Dès le 11è siècle, le Kawar nigérien(extrême–est) est profondément islamisé et au 12è siècle déjà ce pays vivait sous le régime de la charia, la loi fondée sur le Coran et la Sounna du Prophète Mohamed(SAWA), a indiqué le Pr Hamani, lors du vernissage samedi de son ouvrage à la Maison de la culture de Niamey.
Avec ce livre, «on peut sans doute considérer que c’est désormais un grand vide qui vient d’être comblé dans la compréhension et la connaissance profonde de l’âme de notre pays» témoigne l’historien, Boubacar Seyni Gagara.
Il s’agit donc, a-t-il ajouté, d’une histoire «originale» du Niger, puisque «c’est le premier livre entièrement écrit par un Nigérien, dans ce domaine bien spécifique qui nous aide à savoir véritablement d’où nous venons et qui nous sommes».
L’auteur étant lui-même musulman, «c’est une histoire authentique qu’il nous retrace, au delà de tout préjugé culturel ou à-peu-près linguistique. C’est l’histoire de son milieu, l’histoire de son pays» a précisé Seyni Gagara.
Le Professeur Hamani, également enseignant à l’université de Niamey, défile dans ce livre de 338 pages, 12 siècles d’histoire islamique du Niger, d’où on apprend que «l’islam a mis pied au Soudan Central avant même d’atteindre certains pays devenus aujourd’hui arabes».
Depuis le 7ème siècle de l’ère chrétienne, écrit-t-il, l’Islam a profondément marqué le devenir des sociétés soudanaises en général et nigériennes en particulier, au point qu’il est impossible de les comprendre sans prendre en considération la profonde empreinte que l’islam a eu sur elles.

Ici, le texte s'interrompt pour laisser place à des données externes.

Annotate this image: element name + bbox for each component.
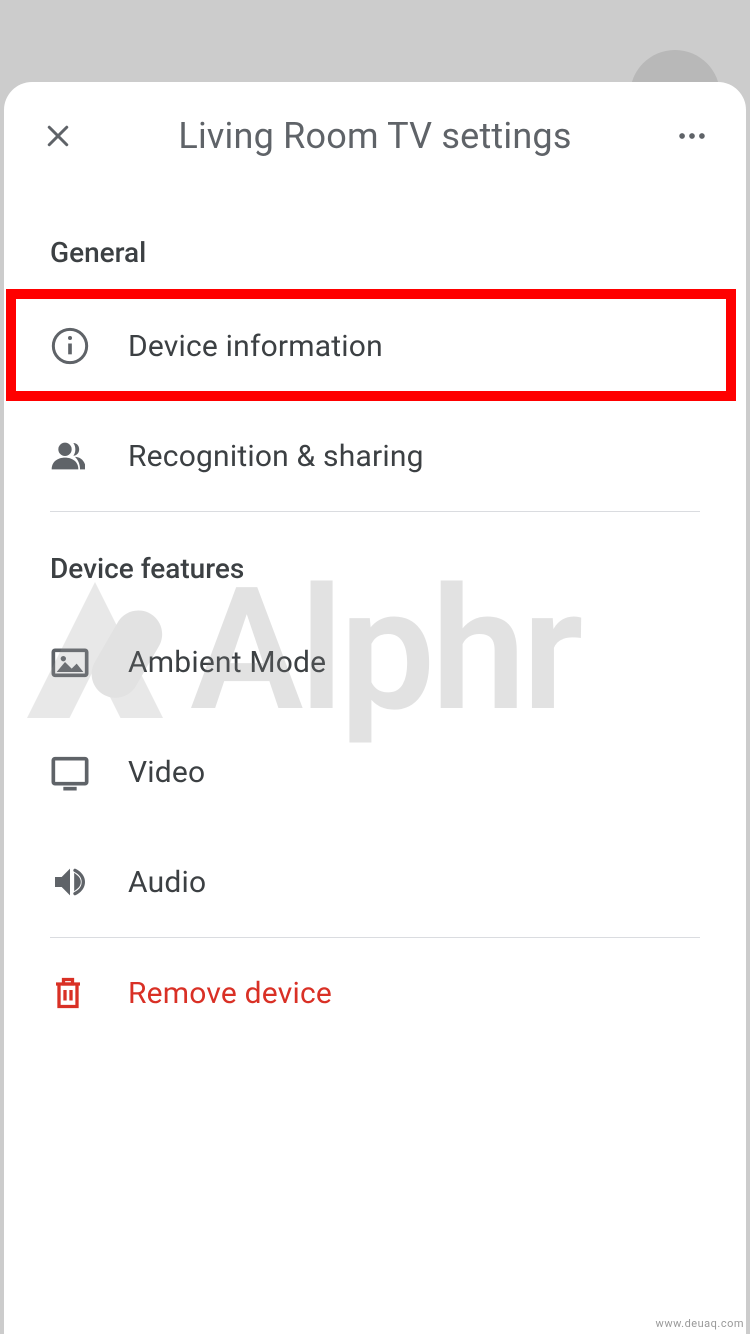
- close-icon: [43, 121, 73, 151]
- row-label: Remove device: [128, 976, 332, 1011]
- row-label: Audio: [128, 865, 206, 900]
- close-button[interactable]: [34, 112, 82, 160]
- row-label: Device information: [128, 329, 383, 364]
- row-recognition-sharing[interactable]: Recognition & sharing: [4, 401, 746, 511]
- section-header-general: General: [4, 186, 746, 291]
- row-label: Ambient Mode: [128, 645, 326, 680]
- row-label: Recognition & sharing: [128, 439, 424, 474]
- volume-icon: [50, 862, 90, 902]
- image-icon: [50, 642, 90, 682]
- row-audio[interactable]: Audio: [4, 827, 746, 937]
- row-ambient-mode[interactable]: Ambient Mode: [4, 607, 746, 717]
- page-title: Living Room TV settings: [82, 115, 668, 157]
- row-remove-device[interactable]: Remove device: [4, 938, 746, 1048]
- more-horizontal-icon: [675, 119, 709, 153]
- settings-sheet: Living Room TV settings General Device i…: [4, 82, 746, 1334]
- row-device-information[interactable]: Device information: [4, 291, 746, 401]
- section-header-device-features: Device features: [4, 512, 746, 607]
- sheet-header: Living Room TV settings: [4, 82, 746, 186]
- row-video[interactable]: Video: [4, 717, 746, 827]
- more-options-button[interactable]: [668, 112, 716, 160]
- people-icon: [50, 436, 90, 476]
- row-label: Video: [128, 755, 205, 790]
- tv-icon: [50, 752, 90, 792]
- info-icon: [50, 326, 90, 366]
- source-url: www.deuaq.com: [656, 1317, 744, 1330]
- trash-icon: [50, 975, 86, 1011]
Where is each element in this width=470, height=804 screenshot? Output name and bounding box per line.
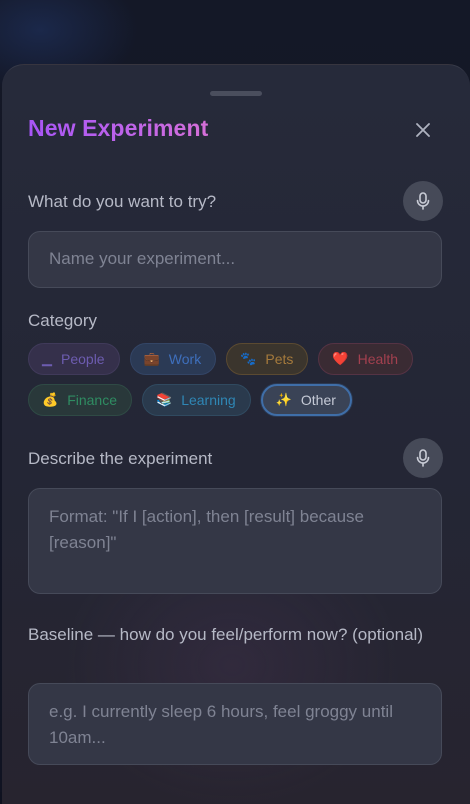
description-label: Describe the experiment	[28, 449, 213, 468]
heart-icon: ❤️	[332, 351, 349, 366]
description-placeholder: Format: "If I [action], then [result] be…	[49, 507, 365, 552]
baseline-placeholder: e.g. I currently sleep 6 hours, feel gro…	[49, 702, 393, 747]
close-button[interactable]	[410, 117, 436, 143]
category-chips: ▁ People 💼 Work 🐾 Pets ❤️ Health 💰 Finan…	[28, 343, 448, 425]
new-experiment-sheet: New Experiment What do you want to try? …	[2, 64, 470, 804]
experiment-name-placeholder: Name your experiment...	[49, 249, 236, 268]
description-textarea[interactable]: Format: "If I [action], then [result] be…	[28, 488, 442, 594]
category-chip-label: Work	[168, 351, 202, 367]
category-chip-label: Other	[300, 392, 336, 408]
category-chip-pets[interactable]: 🐾 Pets	[226, 343, 309, 375]
close-icon	[416, 123, 430, 137]
category-chip-other[interactable]: ✨ Other	[260, 384, 352, 416]
books-icon: 📚	[156, 392, 173, 407]
money-bag-icon: 💰	[42, 392, 59, 407]
microphone-icon	[416, 192, 430, 210]
category-chip-label: Learning	[181, 392, 236, 408]
sheet-title: New Experiment	[28, 115, 209, 141]
baseline-textarea[interactable]: e.g. I currently sleep 6 hours, feel gro…	[28, 683, 442, 765]
briefcase-icon: 💼	[143, 351, 160, 366]
paw-icon: 🐾	[240, 351, 257, 366]
category-chip-learning[interactable]: 📚 Learning	[142, 384, 251, 416]
category-chip-row: ▁ People 💼 Work 🐾 Pets ❤️ Health	[28, 343, 448, 375]
drag-handle[interactable]	[210, 91, 262, 96]
category-chip-label: Health	[357, 351, 399, 367]
experiment-name-input[interactable]: Name your experiment...	[28, 231, 442, 288]
category-label: Category	[28, 311, 97, 330]
people-icon: ▁	[42, 351, 52, 366]
category-chip-label: Finance	[67, 392, 117, 408]
description-mic-button[interactable]	[403, 438, 443, 478]
category-chip-row: 💰 Finance 📚 Learning ✨ Other	[28, 384, 448, 416]
category-chip-finance[interactable]: 💰 Finance	[28, 384, 132, 416]
category-chip-people[interactable]: ▁ People	[28, 343, 120, 375]
experiment-name-mic-button[interactable]	[403, 181, 443, 221]
experiment-name-label: What do you want to try?	[28, 192, 217, 211]
category-chip-health[interactable]: ❤️ Health	[318, 343, 414, 375]
baseline-label: Baseline — how do you feel/perform now? …	[28, 625, 423, 644]
category-chip-label: People	[61, 351, 105, 367]
category-chip-label: Pets	[265, 351, 294, 367]
category-chip-work[interactable]: 💼 Work	[129, 343, 217, 375]
microphone-icon	[416, 449, 430, 467]
sparkles-icon: ✨	[275, 392, 292, 407]
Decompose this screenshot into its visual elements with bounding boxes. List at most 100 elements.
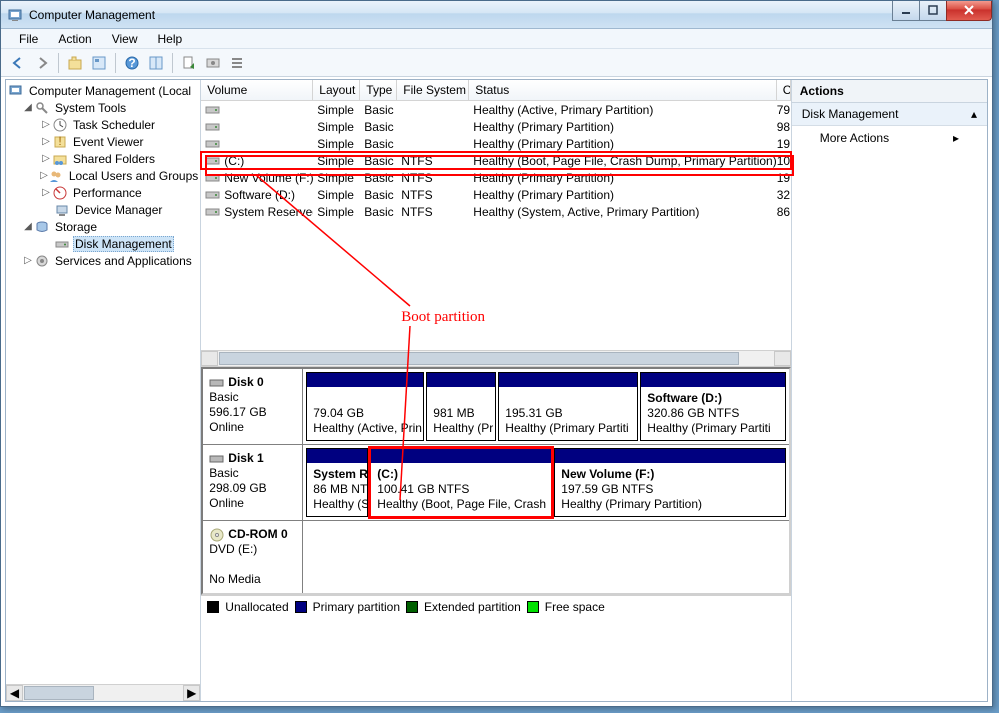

Ce livre présente, documents à l’appui, le long processus d’islamisation de la région et les transformations que l’Islam a introduites dans sa vie politique, sociale et économique, ainsi que dans son champ de relations internationales.
Il analyse le développement, au cours des siècles, d’une intelligentsia locale de plus en plus nombreuse qui finit par entrer en conflit avec les autorités politiques.
L’étude détaillée des Jihad du 19ème siècle rétablit «la vérité historique» en montrant les racines profondes de ces mouvements que la plupart des écrits antérieurs –qui furent surtout l’œuvre d’agents coloniaux- ont présenté comme des affrontements tribaux habillés de religion.
Selon l’auteur, les documents utilisés dans cet ouvrage montrent que les régions étudiées ici ne furent pas celles d’un «Islam périphérique» ou d’un «Islam Noir» mais, tout simplement, d’une partie de la «Dar al- Islam».
Paru en fin juin 2007 aux Editions L’Harmattan sous la rubrique ‘’Etudes Africaines’’, le livre se décline en quatre parties segmentées elles-mêmes en 30 chapitres.
Dans la première partie, l’auteur a suivi pour l’Islam à la trace du désert arabique aux portes du Soudan central, et la deuxième partie est recentrée sur l’Islam au Soudan Central.
L’ouvrage consacre sa troisième partie au triomphe de l’Islam, 15è- 18è S, tandis que le quatrième compartiment plonge dans les méandres du 19ème siècle avec tous les Jihad qu’on a connu dans notre vaste ensemble sous régional.
De bout en bout, le livre est bâti d’une succession de ruptures et de rebondissements, de stagnations et de bonds en avant dans l’installation de l’Islam au sein des sociétés africaines.